Like every other man of common sense who became acquainted with the night's doings in a connected narrative, he began by expressing his astonishment.
"I have had some singular cases to handle during a long and varied professional career," he said, and eyelids almost devoid of lashes dropped for an instant over a pair of dark and curiously piercing eyes, "but I have never heard of anything quite like this.

You say the name of the detective who gave you the account of the murder, and of the connection of this John Delancy Curtis with it, is Steingall ?" "Yes." Again the eyelids fell, and, as Mr.Schmidt's face was also devoid of eyebrows, and was colorless in its pallor, and as his lips met in a thin seam above a chin which merged in folds of soft flesh where his neck ought to be, his features at such a moment assumed the disagreeable aspect of a death mask, though this impression vanished when those brilliant eyes peered forth from their bulbous sockets.

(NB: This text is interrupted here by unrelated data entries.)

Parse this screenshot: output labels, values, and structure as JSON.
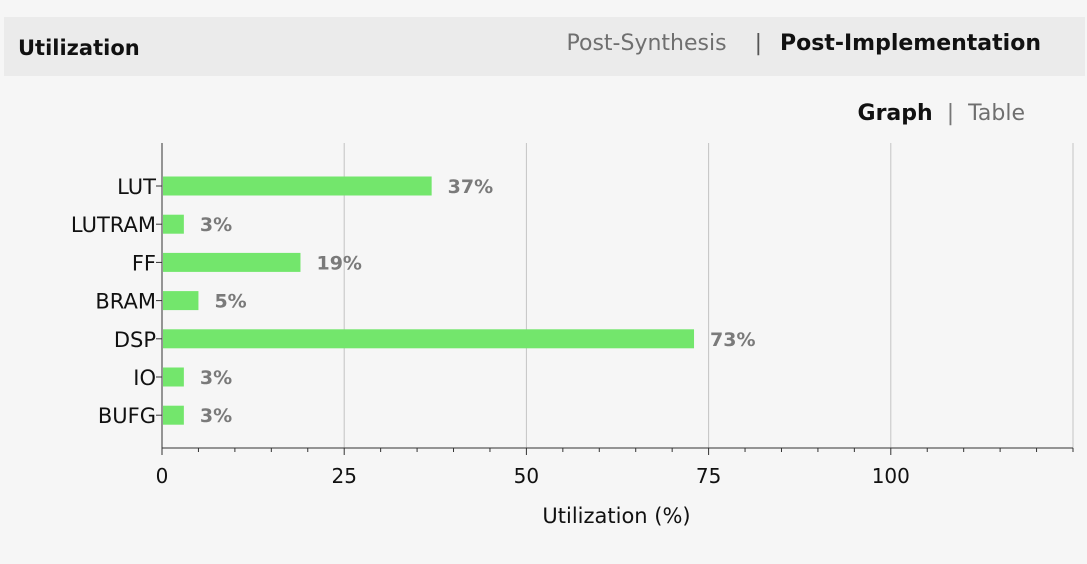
{
  "header": {
    "title": "Utilization",
    "tabs": [
      {
        "label": "Post-Synthesis",
        "active": false
      },
      {
        "label": "Post-Implementation",
        "active": true
      }
    ]
  },
  "view_toggle": {
    "graph_label": "Graph",
    "table_label": "Table",
    "active": "Graph"
  },
  "colors": {
    "bar": "#73e66c",
    "value_label": "#7a7a7a",
    "grid": "#c4c4c4",
    "axis": "#333333"
  },
  "chart_data": {
    "type": "bar",
    "orientation": "horizontal",
    "categories": [
      "LUT",
      "LUTRAM",
      "FF",
      "BRAM",
      "DSP",
      "IO",
      "BUFG"
    ],
    "values": [
      37,
      3,
      19,
      5,
      73,
      3,
      3
    ],
    "value_labels": [
      "37%",
      "3%",
      "19%",
      "5%",
      "73%",
      "3%",
      "3%"
    ],
    "xlabel": "Utilization (%)",
    "xlim": [
      0,
      125
    ],
    "xticks": [
      0,
      25,
      50,
      75,
      100
    ],
    "xtick_labels": [
      "0",
      "25",
      "50",
      "75",
      "100"
    ],
    "minor_tick_step": 5,
    "grid": true
  }
}
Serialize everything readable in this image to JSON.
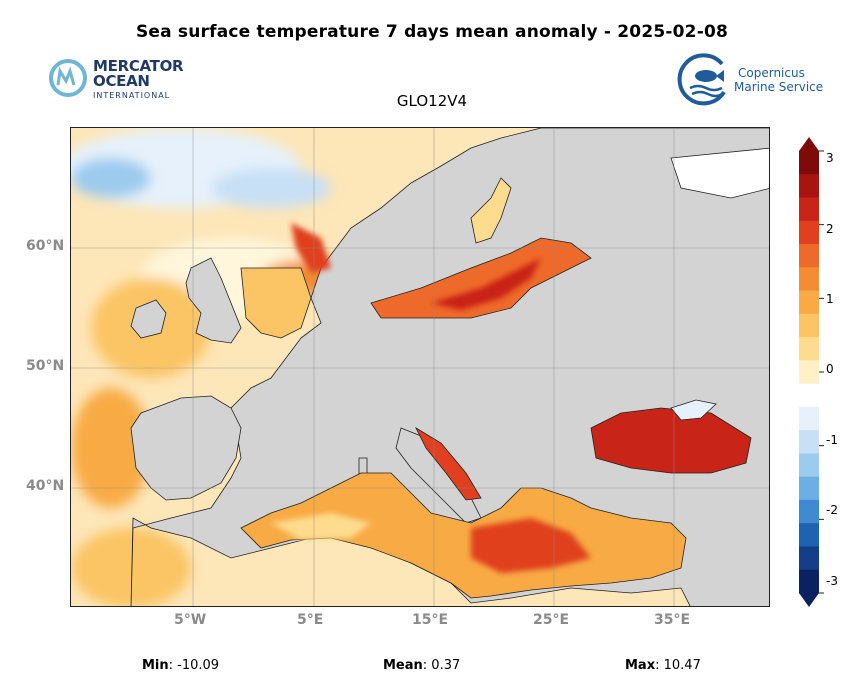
{
  "title": "Sea surface temperature 7 days mean anomaly - 2025-02-08",
  "subtitle": "GLO12V4",
  "logos": {
    "mercator_line1": "MERCATOR",
    "mercator_line2": "OCEAN",
    "mercator_line3": "INTERNATIONAL",
    "copernicus_line1": "Copernicus",
    "copernicus_line2": "Marine Service"
  },
  "map": {
    "lat_labels": [
      "60°N",
      "50°N",
      "40°N"
    ],
    "lon_labels": [
      "5°W",
      "5°E",
      "15°E",
      "25°E",
      "35°E"
    ],
    "land_color": "#d3d3d3",
    "ocean_base_color": "#fde6b8"
  },
  "colorbar": {
    "ticks": [
      "3",
      "2",
      "1",
      "0",
      "-1",
      "-2",
      "-3"
    ],
    "min": -3,
    "max": 3,
    "colors": [
      "#7f0a0a",
      "#a8140f",
      "#c92418",
      "#e0401f",
      "#ee6a2a",
      "#f48c34",
      "#f8aa45",
      "#fbc565",
      "#fddc8f",
      "#fff0c8",
      "#ffffff",
      "#e6f1fb",
      "#c7e0f5",
      "#9ccbee",
      "#6eaee2",
      "#3f8ad0",
      "#1f62b0",
      "#153d88",
      "#0c2160"
    ]
  },
  "stats": {
    "min_label": "Min",
    "min_value": ": -10.09",
    "mean_label": "Mean",
    "mean_value": ": 0.37",
    "max_label": "Max",
    "max_value": ": 10.47"
  }
}
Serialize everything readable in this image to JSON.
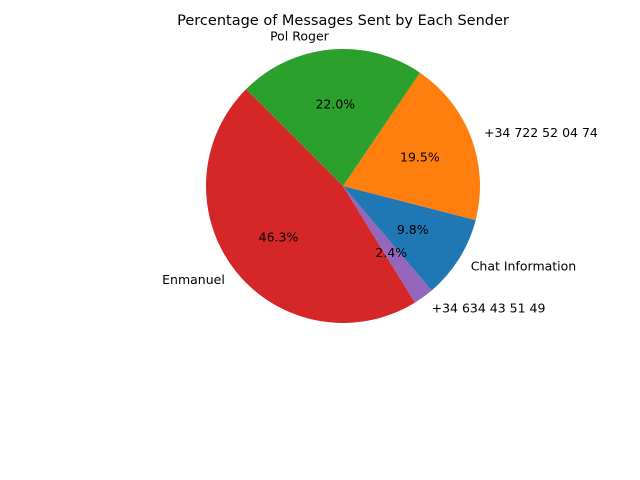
{
  "chart_data": {
    "type": "pie",
    "title": "Percentage of Messages Sent by Each Sender",
    "start_angle_deg": 135,
    "direction": "counterclockwise",
    "slices": [
      {
        "label": "Enmanuel",
        "value": 46.3,
        "pct_label": "46.3%",
        "color": "#d62728"
      },
      {
        "label": "+34 634 43 51 49",
        "value": 2.4,
        "pct_label": "2.4%",
        "color": "#9467bd"
      },
      {
        "label": "Chat Information",
        "value": 9.8,
        "pct_label": "9.8%",
        "color": "#1f77b4"
      },
      {
        "label": "+34 722 52 04 74",
        "value": 19.5,
        "pct_label": "19.5%",
        "color": "#ff7f0e"
      },
      {
        "label": "Pol Roger",
        "value": 22.0,
        "pct_label": "22.0%",
        "color": "#2ca02c"
      }
    ]
  }
}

"But I know Steingall," he said.

"He is at the head of the New York Detective Bureau, a man of the highest reputation, and one who commands confidence in the courts, not to speak of his department." "He struck me as an able man, but I am quite sure he has failed to appreciate the share this fellow, Curtis, has borne in the affair," said the Earl testily.
"It seems to me that your daughter, Lady Hermione, could not possibly have been what is commonly described as 'in love' with de Courtois?
Stupid as the comment may appear, I must search for a motive." "My good sir, the notion is preposterous.